Si le mythe est bien une façon archaïque de penser, mais aussi d’agir et donc de vivre, issue d’une imagination pour le moins fantasque et pour le pire maîtresse d’erreur et de fausseté en tant que « folle du logis », alors même qu’elle prétend révéler l’ordre naturel des choses et l’ordre culturel des hommes, à quoi bon l’étudier, c’est-à-dire en faire l’objet d’une recherche méthodique de la raison qui escompterait y trouver quelque dimension voire origine de la vérité et même fondement du bien en matière d’institution de la condition humaine dans le monde ? N’est-ce pas, d’ailleurs, en rupture d’avec le mythe (le mythos) et sa prétention naïve de dévoiler les choses les plus cachées du monde, que la raison (le logos) s’est instituée en Grèce antique et substituée à cette pensée imagée narrative, qui maintient l’existence des hommes dans l’illusion et dans l’hétéronomie à l’égard de la volonté des dieux, pour initier ainsi la plus grande révolution culturelle de l’humanité en faisant passer l’esprit humain du monde clos du mythe à l’univers infini de la pensée idéelle argumentative, à la recherche de la sagesse personnelle comme de la justice collective ?

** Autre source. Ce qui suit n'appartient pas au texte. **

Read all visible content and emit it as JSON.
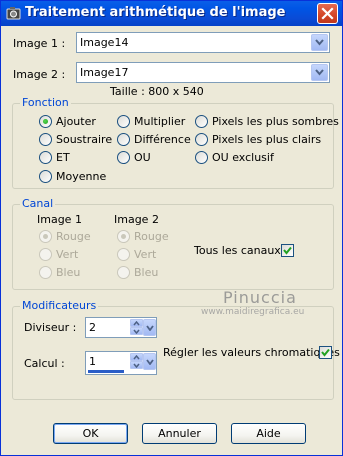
{
  "window": {
    "title": "Traitement arithmétique de l'image"
  },
  "image1": {
    "label": "Image 1 :",
    "value": "Image14"
  },
  "image2": {
    "label": "Image 2 :",
    "value": "Image17"
  },
  "size_info": "Taille : 800 x 540",
  "fonction": {
    "legend": "Fonction",
    "options": [
      "Ajouter",
      "Multiplier",
      "Pixels les plus sombres",
      "Soustraire",
      "Différence",
      "Pixels les plus clairs",
      "ET",
      "OU",
      "OU exclusif",
      "Moyenne"
    ],
    "selected": "Ajouter"
  },
  "canal": {
    "legend": "Canal",
    "image1_header": "Image 1",
    "image2_header": "Image 2",
    "image1_options": [
      "Rouge",
      "Vert",
      "Bleu"
    ],
    "image2_options": [
      "Rouge",
      "Vert",
      "Bleu"
    ],
    "selected": "Rouge",
    "all_channels_label": "Tous les canaux",
    "all_channels_checked": true
  },
  "modificateurs": {
    "legend": "Modificateurs",
    "divisor_label": "Diviseur :",
    "divisor_value": "2",
    "calc_label": "Calcul :",
    "calc_value": "1",
    "chromatic_label": "Régler les valeurs chromatiques",
    "chromatic_checked": true
  },
  "buttons": {
    "ok": "OK",
    "cancel": "Annuler",
    "help": "Aide"
  },
  "watermark": {
    "name": "Pinuccia",
    "url": "www.maidiregrafica.eu"
  },
  "colors": {
    "titlebar": "#0A4BD6",
    "face": "#ECE9D8",
    "group_legend": "#0046D5"
  }
}
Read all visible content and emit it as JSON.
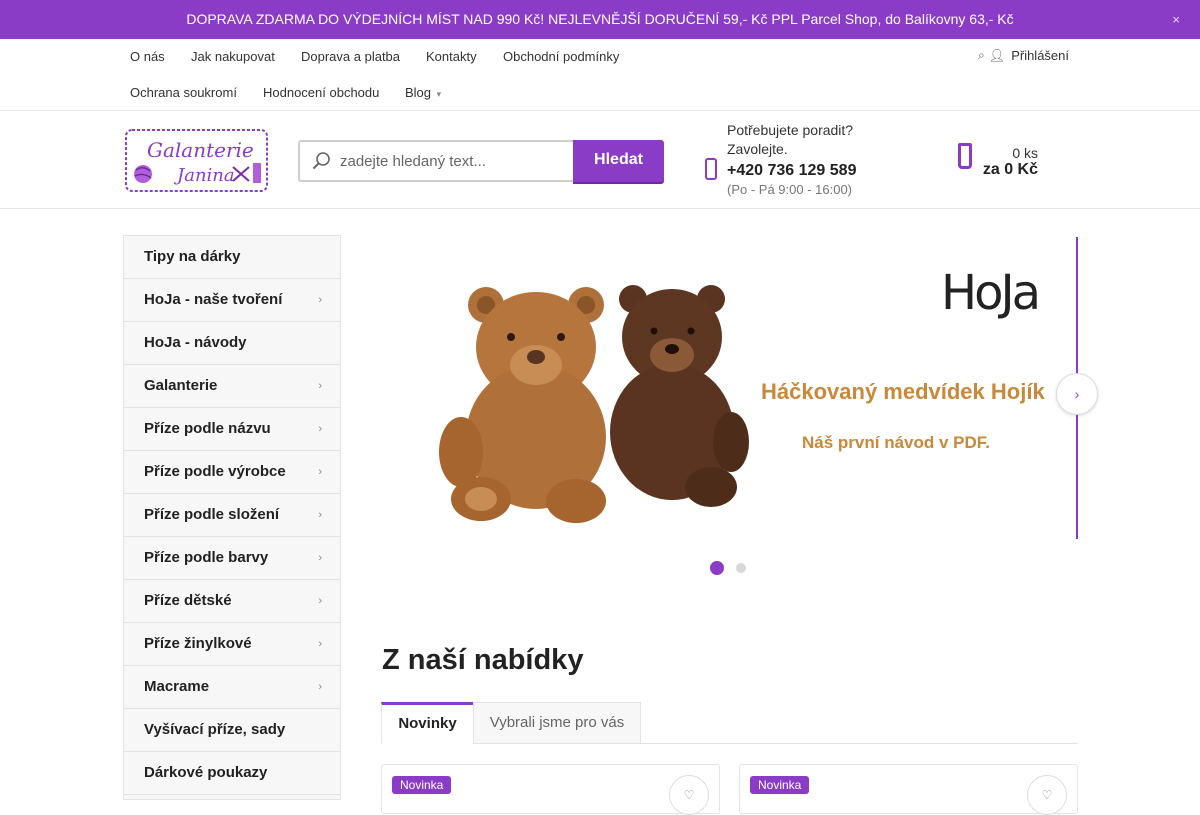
{
  "topbar": {
    "message": "DOPRAVA ZDARMA DO VÝDEJNÍCH MÍST NAD 990 Kč! NEJLEVNĚJŠÍ DORUČENÍ 59,- Kč PPL Parcel Shop, do Balíkovny 63,- Kč",
    "close_icon": "×"
  },
  "nav": {
    "row1": [
      "O nás",
      "Jak nakupovat",
      "Doprava a platba",
      "Kontakty",
      "Obchodní podmínky"
    ],
    "row2": [
      "Ochrana soukromí",
      "Hodnocení obchodu",
      "Blog"
    ],
    "login_label": "Přihlášení"
  },
  "header": {
    "search_placeholder": "zadejte hledaný text...",
    "search_button": "Hledat",
    "contact_line1": "Potřebujete poradit?",
    "contact_line2": "Zavolejte.",
    "phone": "+420 736 129 589",
    "hours": "(Po - Pá 9:00 - 16:00)",
    "cart_count": "0 ks",
    "cart_sum": "za 0 Kč"
  },
  "sidebar": {
    "items": [
      {
        "label": "Tipy na dárky",
        "has_children": false
      },
      {
        "label": "HoJa - naše tvoření",
        "has_children": true
      },
      {
        "label": "HoJa - návody",
        "has_children": false
      },
      {
        "label": "Galanterie",
        "has_children": true
      },
      {
        "label": "Příze podle názvu",
        "has_children": true
      },
      {
        "label": "Příze podle výrobce",
        "has_children": true
      },
      {
        "label": "Příze podle složení",
        "has_children": true
      },
      {
        "label": "Příze podle barvy",
        "has_children": true
      },
      {
        "label": "Příze dětské",
        "has_children": true
      },
      {
        "label": "Příze žinylkové",
        "has_children": true
      },
      {
        "label": "Macrame",
        "has_children": true
      },
      {
        "label": "Vyšívací příze, sady",
        "has_children": false
      },
      {
        "label": "Dárkové poukazy",
        "has_children": false
      }
    ]
  },
  "banner": {
    "brand": "HoJa",
    "headline": "Háčkovaný medvídek Hojík",
    "subline": "Náš první návod v PDF.",
    "slides_total": 2,
    "active_slide": 1
  },
  "section": {
    "title": "Z naší nabídky",
    "tabs": [
      "Novinky",
      "Vybrali jsme pro vás"
    ]
  },
  "products": [
    {
      "badge": "Novinka"
    },
    {
      "badge": "Novinka"
    }
  ],
  "colors": {
    "accent": "#8a3cc7",
    "bear_light": "#b0703a",
    "bear_dark": "#5a3420",
    "banner_text": "#c9883a"
  }
}
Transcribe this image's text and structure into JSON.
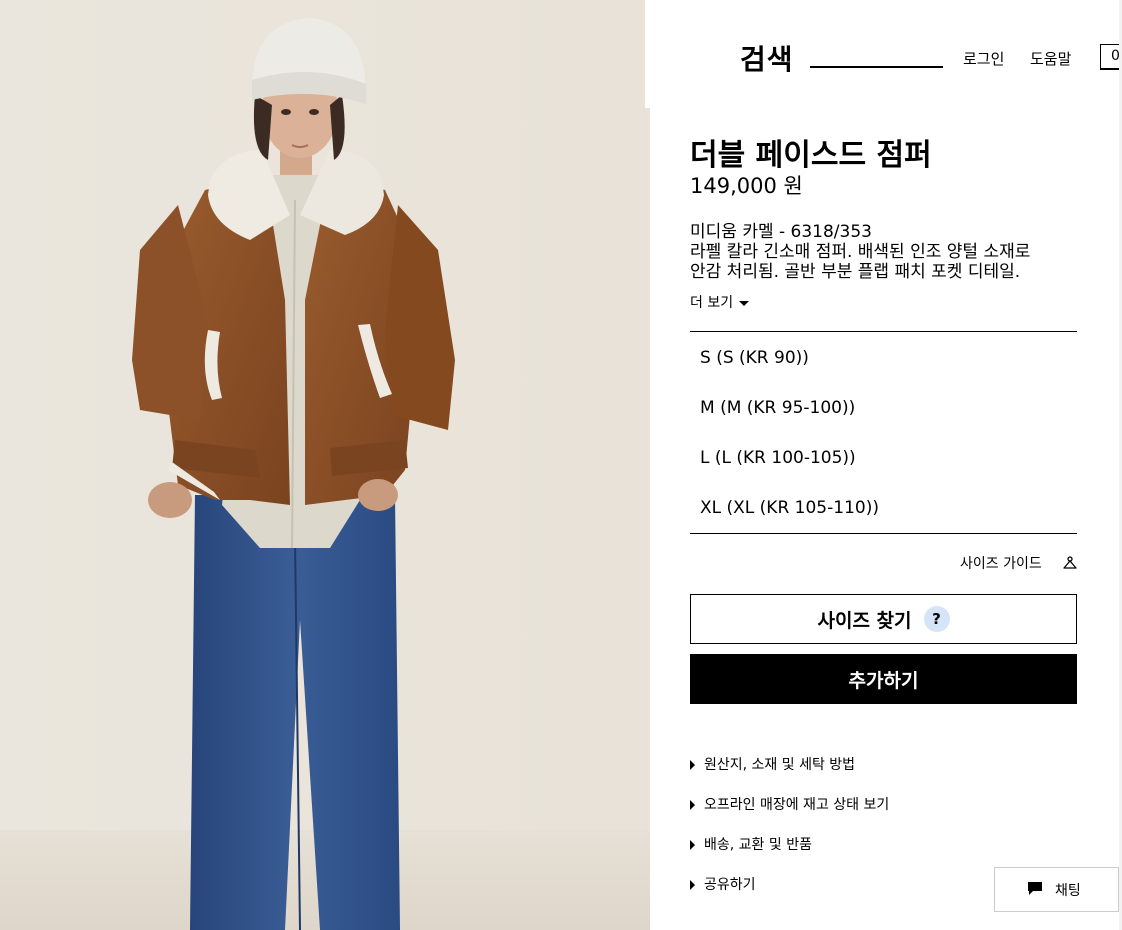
{
  "header": {
    "search_label": "검색",
    "login": "로그인",
    "help": "도움말",
    "cart_count": "0"
  },
  "product": {
    "name": "더블 페이스드 점퍼",
    "price": "149,000 원",
    "color_ref": "미디움 카멜 - 6318/353",
    "description_line1": "라펠 칼라 긴소매 점퍼. 배색된 인조 양털 소재로",
    "description_line2": "안감 처리됨. 골반 부분 플랩 패치 포켓 디테일.",
    "more_label": "더 보기"
  },
  "sizes": [
    {
      "label": "S (S (KR 90))"
    },
    {
      "label": "M (M (KR 95-100))"
    },
    {
      "label": "L (L (KR 100-105))"
    },
    {
      "label": "XL (XL (KR 105-110))"
    }
  ],
  "size_guide": "사이즈 가이드",
  "find_size_label": "사이즈 찾기",
  "find_size_help": "?",
  "add_label": "추가하기",
  "info_links": [
    "원산지, 소재 및 세탁 방법",
    "오프라인 매장에 재고 상태 보기",
    "배송, 교환 및 반품",
    "공유하기"
  ],
  "chat_label": "채팅",
  "icons": {
    "cart": "cart-icon",
    "hanger": "hanger-icon",
    "chat": "chat-icon",
    "caret": "caret-down-icon"
  },
  "colors": {
    "photo_background": "#e9e4db",
    "jacket": "#8b5128",
    "shearling": "#eeeae2",
    "jeans": "#2e4f87",
    "beanie": "#ecebe6",
    "add_button": "#000000",
    "help_badge": "#d6e4f8"
  }
}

Cependant, la raison ne témoignerait-elle pas ainsi de quelque violence théorique, mais aussi pratique, à l’encontre du mythe, en ignorant, voire méprisant, la capacité de celui-ci de procurer quelque satisfaction aux besoins et désirs les plus urgents car profonds de l’esprit humain en matière d’intelligibilité et de sécurité, en ce qu’il calme son angoisse existentielle en justifiant l’ordre mondain comme humain ? N’est-ce pas ce que révèle, précisément, une étude compréhensive du mythe, qui y découvre un sens constitutif de la condition symbolique de l’homme que la raison ne peut ni ne doit plus alors prétendre rejeter dans les oubliettes de la préhistoire de l’humanité, pour lui accorder, au contraire, droit de cité, notamment afin de contrer les folies dévastatrices d’une raison prétendant désormais rendre l’homme maître et possesseur du monde comme des autres et de lui-même ? À l’encontre de la prétention d’une raison moderne devenue positiviste, aussi bien en matière de pensée (scientifique) que d’action (technique et politique), d’éradiquer l’existence humaine de toute dimension mythique, ne deviendrait-il pas urgent non seulement de remythologiser mais aussi de remythiser la condition humaine, comme y appellent de plus en plus de voix actuellement afin de combattre un désenchantement du monde qui serait le fauteur de la multi-crise que subissent l’humanité comme le monde contemporains ?
On voit donc que, par-delà les finalités et modalités, et même la légitimité, de l’étude du mythe, ce qui est en jeu ici c’est la capacité théorique mais aussi pratique des hommes d’affronter la tension du mythos et du logos qui est au cœur de la condition humaine, que l’on peut espérer toujours plus éclairée et émancipée.